Additional workers marginally slower

I’m attempting to run millions of embarrassingly parallel arima forecasting models and using dask distributed to help. (Using a custom selection process than AutoArima.)

Dask, of course, is simple to get this going, but, oddly, what seems to be occurring is an inflection point of efficiency when the number of single threaded workers equal half of the CPU cores. For example, on a 14 core machine, four workers is only 2x faster than the sequential single process, and eight workers is only 3x faster than the sequential single process.

The arima modeling package is compiled with numba, and I’m thinking there is some hidden parallelism in itself that could explain the marginal slowness. The computer’s resource monitor doesn’t seem to indicate being at CPU capacity when the inflection occurs.

Below is a reproducible example that should display that doubling the num_workers does not double the performance. I would appreciate any tips to address the bottleneck or any explanation of what is occurring.

import itertools
import os
from time import time
import warnings

import dask
from dask.distributed import Client
# import pandas as pd

from statsforecast.utils import generate_series
from statsforecast.models import ARIMA

os.environ['NIXTLA_NUMBA_CACHE'] = '1'

num_workers = 4
threads_per_worker = 1
num_data_sets = 10

def model_arima(y_df, all_arima_params):
    # Static model settings
    season = 4
    horizon_validate = 5
    horizon_forecast = 20

    y_trimmed = y_df.iloc[:-5]['y'].values
    all_y = y_df['y'].values

    collect_fit_models = []
    for order, seasonal in all_arima_params:
        arima = ARIMA(order=order,

        fit =
        validate = arima.forecast(y=y_trimmed, h=horizon_validate, level=[80], fitted=True)
        forecast = arima.forecast(y=all_y, h=horizon_forecast, level=[80], fitted=False)

        collect_fit_models.append((fit.model_, validate, forecast))

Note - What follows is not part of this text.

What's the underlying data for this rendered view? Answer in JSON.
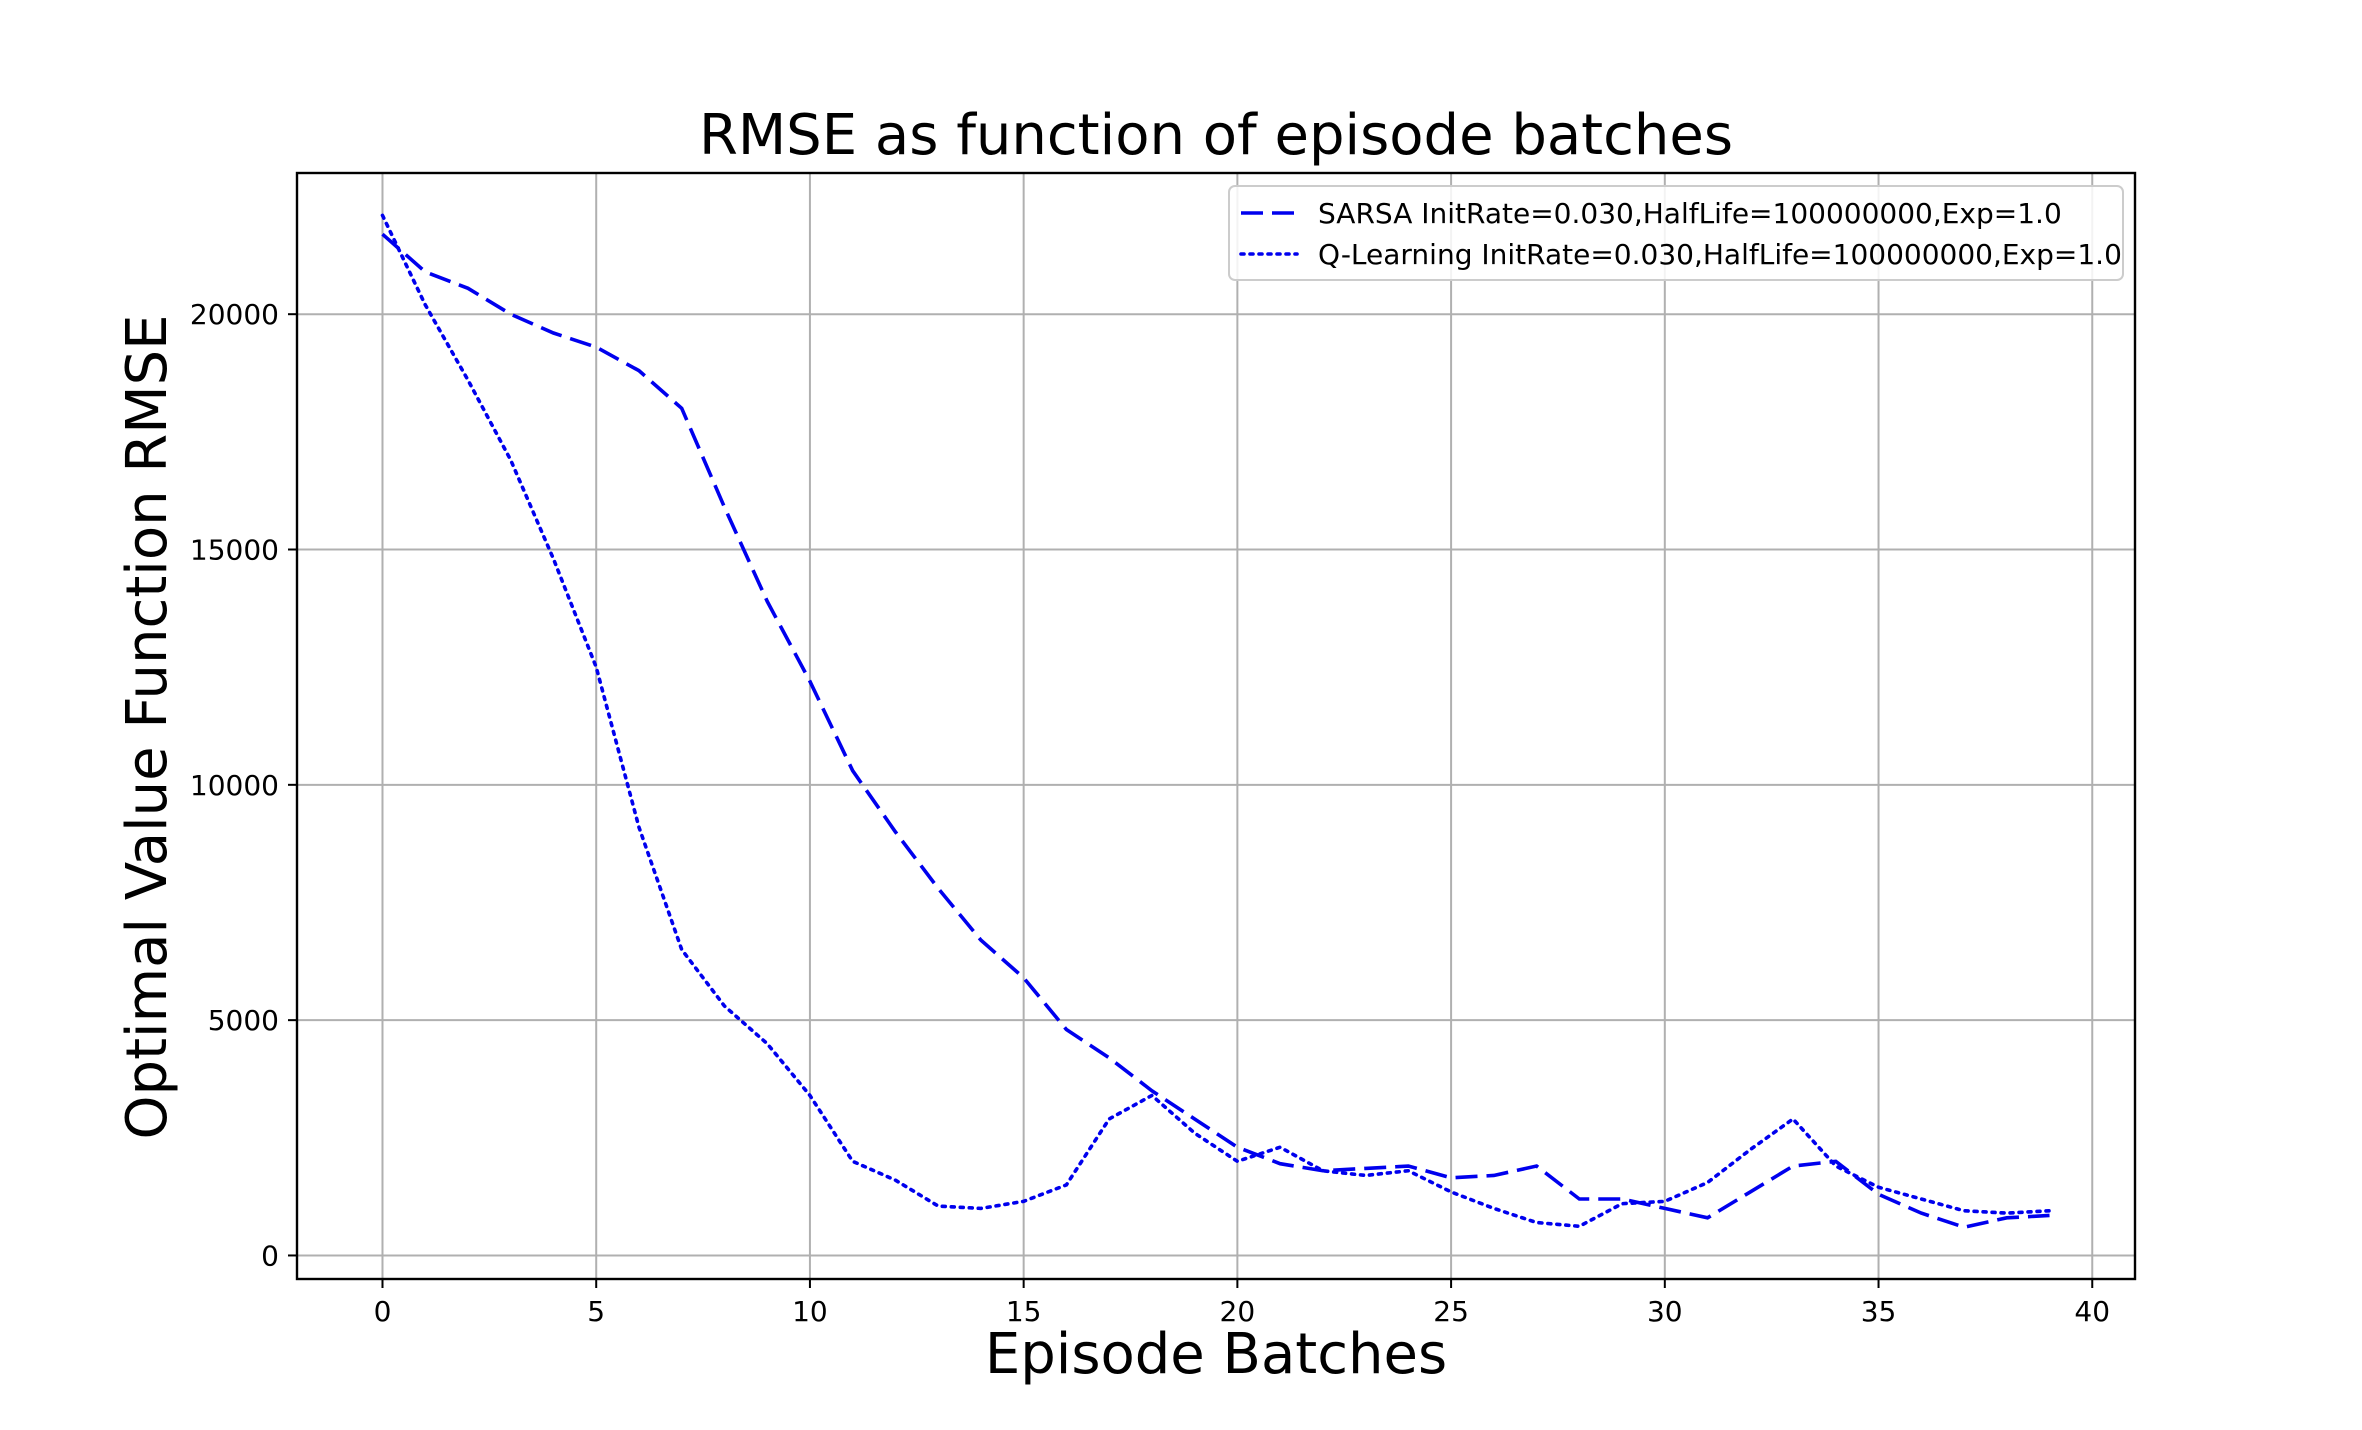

    return collect_fit_models

if __name__ == '__main__':
    # Start dask workers
    client = Client(n_workers=num_workers, threads_per_worker=threads_per_worker)

    # Generate data
    data_sets = generate_series(n_series=num_data_sets, seed=1, freq='QS', min_length=50, max_length=170)
    # models

    # Define parameter ranges
    ar_p = [0, 1, 2]  # , 3, 4]
    i_d = [0, 1, 2]
    ma_q = [0, 1, 2, 3, 4]
    sar_p = [0]  # ,1]
    si_d = [0]  # ,1]
    sma_q = [0]  # ,1]

    all_arima_params = [((p, d, q), (sp, sd, sq)) for (p, d, q, sp, sd, sq) in
                        itertools.product(ar_p, i_d, ma_q, sar_p, si_d, sma_q)]

    num_models = num_data_sets * len(all_arima_params)
    print(f"Models to calc {num_models}")

    # Create list of delayed tasks for workers
    compute_list = []
    for _, data_set in data_sets.groupby('unique_id'):
        compute_list.append(dask.delayed(model_arima)(data_set, all_arima_params))

    # Use dask to compute models
    print("Starting arima modeling")
    st = time()
    out = dask.compute(compute_list)
    duration = time() - st
    print(f"Modeling duration seconds {duration}")

    # More would occur from here....

Hi @ryan, welcome to Dask Discourse forum!

I really don’t know about Arima, and unfortunately I ran into msgpack problems when trying to run your example.

What I would do to better understand what is going on is:

  • Monitor and profile a sequential execution, how the CPU usage and other resources look like?
  • Try to run the simulations with a single Worker process, what overhead does Dask introduce?
  • Try to run two or more batches of simulations in parallel outside of Dask.

Dask is simple and does introduce overhead, depending also on your tasks metrics: typically, how long is one simulation lasting? If it is more than a few seconds, and if each simulation was single threaded, then you should see an almost linear scaling by increasing the Worker number. Are the simulations purely limited by CPU? Do they perform IOs?

I may have got the same msgpack error too, but downgrading to python 3.10 resolved it. Not sure what the true problem is with msgpack, but I believe that to be unrelated to my situation. Indeed an environment.yml would make this more reproducible and I can provide if requested.

I can’t say I fully understand arima either (just the engineer implementing the data scientist code), but I do know the numba part is doing matrix math. Each delayed task is 600 loops and each loop is about 80-500 milliseconds (CPU speed will vary results) depending on the arima parameter.

My hunch is that it is not Dask slowing things down, but something else and that bothers me that I don’t have an explanation. Appreciate you taking the time and offering suggesting of what to look into.